Arterial blood gases

12 Given that pulse oximetry is painless and accurate, why is ABG analysis even necessary?

Oximetry and the newer technology that made it more accessible, affordable, and accurate have decreased the need for ABG analysis in monitoring oxygen saturation. In fact, in many hospitals the number of ABGs done has decreased with the influx of oximeters into virtually every department in a hospital. However, relying on oximetry alone can lead to misdiagnosis, increased cost, and potentially fatal respiratory arrest. Consider the following examples of pitfalls of using oximetry alone that have been observed in practice.

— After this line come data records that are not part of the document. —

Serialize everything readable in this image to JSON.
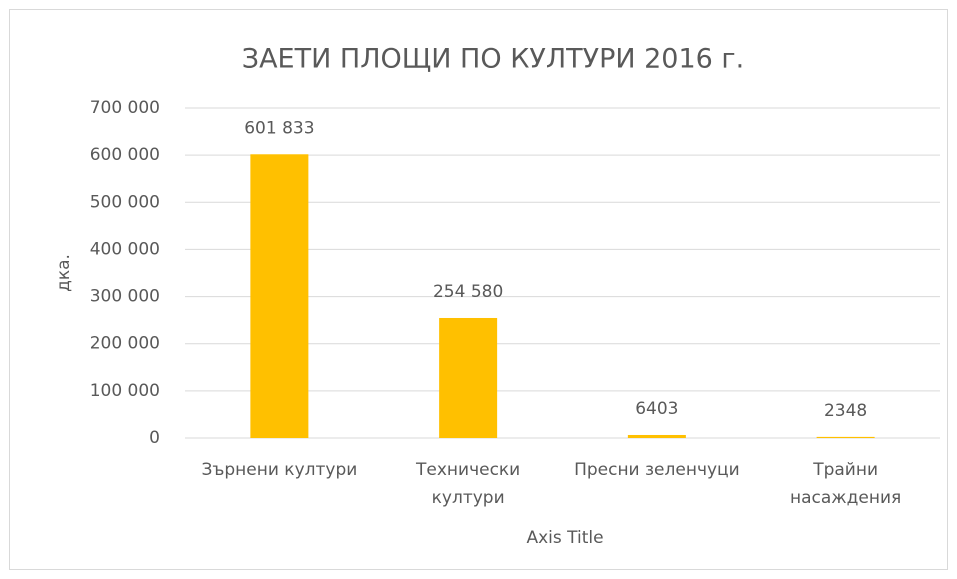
{
  "chart_data": {
    "type": "bar",
    "title": "ЗАЕТИ ПЛОЩИ ПО КУЛТУРИ  2016 г.",
    "x_label": "Axis Title",
    "y_label": "дка.",
    "categories": [
      "Зърнени култури",
      "Технически\nкултури",
      "Пресни зеленчуци",
      "Трайни\nнасаждения"
    ],
    "values": [
      601833,
      254580,
      6403,
      2348
    ],
    "value_labels": [
      "601 833",
      "254 580",
      "6403",
      "2348"
    ],
    "color": "#ffc000",
    "ylim": [
      0,
      700000
    ],
    "yticks": [
      0,
      {
        "value": 100000,
        "label": "100 000"
      },
      {
        "value": 200000,
        "label": "200 000"
      },
      {
        "value": 300000,
        "label": "300 000"
      },
      {
        "value": 400000,
        "label": "400 000"
      },
      {
        "value": 500000,
        "label": "500 000"
      },
      {
        "value": 600000,
        "label": "600 000"
      },
      {
        "value": 700000,
        "label": "700 000"
      }
    ],
    "grid": true
  }
}
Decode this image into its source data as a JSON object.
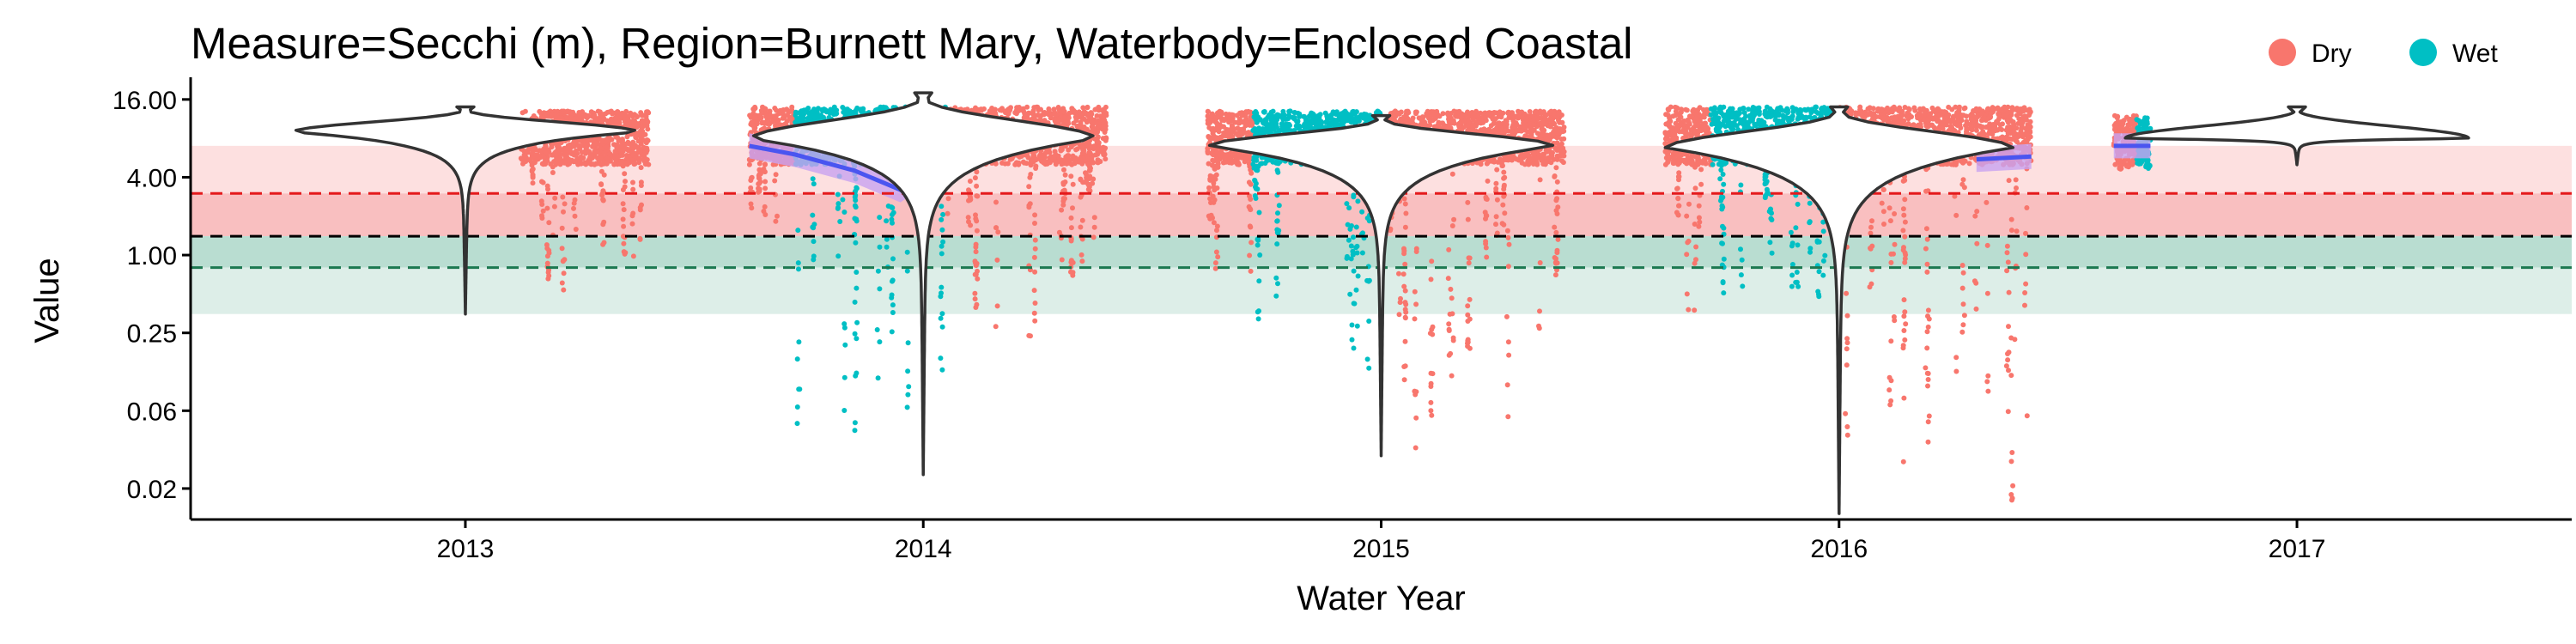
{
  "chart_data": {
    "type": "violin-scatter",
    "title": "Measure=Secchi (m), Region=Burnett Mary, Waterbody=Enclosed Coastal",
    "xlabel": "Water Year",
    "ylabel": "Value",
    "x_ticks": [
      "2013",
      "2014",
      "2015",
      "2016",
      "2017"
    ],
    "y_scale": "log2",
    "y_ticks": [
      {
        "value": 16,
        "label": "16.00"
      },
      {
        "value": 4,
        "label": "4.00"
      },
      {
        "value": 1,
        "label": "1.00"
      },
      {
        "value": 0.25,
        "label": "0.25"
      },
      {
        "value": 0.0625,
        "label": "0.06"
      },
      {
        "value": 0.015625,
        "label": "0.02"
      }
    ],
    "ylim": [
      0.009,
      22
    ],
    "xlim": [
      2012.4,
      2017.6
    ],
    "legend": {
      "position": "top-right",
      "entries": [
        {
          "name": "Dry",
          "color": "#F8766D"
        },
        {
          "name": "Wet",
          "color": "#00BFC4"
        }
      ]
    },
    "reference_lines": [
      {
        "value": 3.0,
        "color": "#E41A1C",
        "style": "dashed"
      },
      {
        "value": 1.4,
        "color": "#000000",
        "style": "dashed"
      },
      {
        "value": 0.8,
        "color": "#1B7850",
        "style": "dashed"
      }
    ],
    "bands": [
      {
        "from": 3.0,
        "to": 7.0,
        "color": "#FDE0E0"
      },
      {
        "from": 1.4,
        "to": 3.0,
        "color": "#F9BFC0"
      },
      {
        "from": 0.8,
        "to": 1.4,
        "color": "#B9DDD1"
      },
      {
        "from": 0.35,
        "to": 0.8,
        "color": "#DDEEE8"
      }
    ],
    "violins": [
      {
        "year": 2013,
        "median": 9.0,
        "min": 0.35,
        "max": 14.0
      },
      {
        "year": 2014,
        "median": 8.0,
        "min": 0.02,
        "max": 18.0
      },
      {
        "year": 2015,
        "median": 7.0,
        "min": 0.028,
        "max": 12.0
      },
      {
        "year": 2016,
        "median": 6.8,
        "min": 0.01,
        "max": 14.0
      },
      {
        "year": 2017,
        "median": 8.0,
        "min": 5.0,
        "max": 14.0
      }
    ],
    "point_groups": [
      {
        "season": "Dry",
        "x_from": 2013.12,
        "x_to": 2013.4,
        "core_low": 5.0,
        "core_high": 13.0,
        "min": 0.35
      },
      {
        "season": "Dry",
        "x_from": 2013.62,
        "x_to": 2013.72,
        "core_low": 5.0,
        "core_high": 14.0,
        "min": 1.2
      },
      {
        "season": "Wet",
        "x_from": 2013.72,
        "x_to": 2013.98,
        "core_low": 5.0,
        "core_high": 14.0,
        "min": 0.02
      },
      {
        "season": "Wet",
        "x_from": 2013.98,
        "x_to": 2014.05,
        "core_low": 5.0,
        "core_high": 14.0,
        "min": 0.1
      },
      {
        "season": "Dry",
        "x_from": 2014.05,
        "x_to": 2014.4,
        "core_low": 5.0,
        "core_high": 14.0,
        "min": 0.2
      },
      {
        "season": "Dry",
        "x_from": 2014.62,
        "x_to": 2014.72,
        "core_low": 5.0,
        "core_high": 13.0,
        "min": 0.5
      },
      {
        "season": "Wet",
        "x_from": 2014.72,
        "x_to": 2015.0,
        "core_low": 5.0,
        "core_high": 13.0,
        "min": 0.1
      },
      {
        "season": "Dry",
        "x_from": 2015.0,
        "x_to": 2015.4,
        "core_low": 5.0,
        "core_high": 13.0,
        "min": 0.028
      },
      {
        "season": "Dry",
        "x_from": 2015.62,
        "x_to": 2015.72,
        "core_low": 5.0,
        "core_high": 14.0,
        "min": 0.03
      },
      {
        "season": "Wet",
        "x_from": 2015.72,
        "x_to": 2016.0,
        "core_low": 5.0,
        "core_high": 14.0,
        "min": 0.3
      },
      {
        "season": "Dry",
        "x_from": 2016.0,
        "x_to": 2016.42,
        "core_low": 5.0,
        "core_high": 14.0,
        "min": 0.01
      },
      {
        "season": "Dry",
        "x_from": 2016.6,
        "x_to": 2016.65,
        "core_low": 5.0,
        "core_high": 12.0,
        "min": 4.5
      },
      {
        "season": "Wet",
        "x_from": 2016.65,
        "x_to": 2016.68,
        "core_low": 5.0,
        "core_high": 12.0,
        "min": 4.5
      }
    ],
    "trend_line": {
      "color": "#4A55F0",
      "ribbon_color": "#C8A2F0",
      "points": [
        {
          "x": 2013.12,
          "y": 7.0
        },
        {
          "x": 2013.4,
          "y": 7.0
        },
        {
          "x": 2013.62,
          "y": 7.0
        },
        {
          "x": 2013.72,
          "y": 6.0
        },
        {
          "x": 2013.85,
          "y": 4.5
        },
        {
          "x": 2013.95,
          "y": 3.2
        },
        {
          "x": 2014.05,
          "y": 5.5
        },
        {
          "x": 2014.25,
          "y": 6.5
        },
        {
          "x": 2014.4,
          "y": 6.0
        },
        {
          "x": 2014.62,
          "y": 6.5
        },
        {
          "x": 2015.0,
          "y": 6.5
        },
        {
          "x": 2015.4,
          "y": 6.5
        },
        {
          "x": 2015.62,
          "y": 5.0
        },
        {
          "x": 2015.8,
          "y": 6.0
        },
        {
          "x": 2016.0,
          "y": 6.2
        },
        {
          "x": 2016.3,
          "y": 5.5
        },
        {
          "x": 2016.42,
          "y": 5.8
        },
        {
          "x": 2016.6,
          "y": 7.0
        },
        {
          "x": 2016.68,
          "y": 7.0
        }
      ]
    }
  }
}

1. A patient was noted to have oxygen desaturation via oximetry during a routine check after minor orthopedic surgery. The physicians evaluated this by ordering a chest radiograph, pulmonary function tests, and a ventilation-perfusion lung scan, the results of all of which were normal. Finally, ABG analysis was done and revealed alveolar hypoventilation alone with a normal A − aO2 gradient. The oxygen desaturation was simply the result of an increased PCO2 from hypoventilation in a patient receiving narcotics.

2. After an episode of smoke inhalation, a patient came to the emergency department because of headache and nausea. The oxygen saturation by oximetry was normal, and the patient was nearly dismissed after symptomatic treatment alone. Fortunately, recognizing the limitation of oximetry in differentiating oxygenated hemoglobin from CoHb, the physician drew an ABG sample, which revealed profound carbon monoxide poisoning. The patient was treated appropriately with 100% oxygen and close monitoring.

3. A patient with fever and sepsis had a respiratory rate of 40/min, and a chest radiograph revealed bilateral alveolar infiltrates. Oxygen was initiated, and with the use of pulse oximetry, the oxygen saturation was 90% after breathing 100% O2 by nonrebreathing mask. Unfortunately, the house officer did not draw an ABG sample and failed to realize that, with marked hyperventilation and respiratory alkalosis, the O2Hb dissociation curve is shifted to the left, thereby causing a much higher oxygen saturation for a given PaO2. Had ABG analysis been done at that time, it would have revealed pH 7.58, PACO2 22 mm Hg, PAO2 50 mm Hg, and O2 saturation 90%, all clearly indicating intubation and assisted ventilation with positive end-expiratory pressure.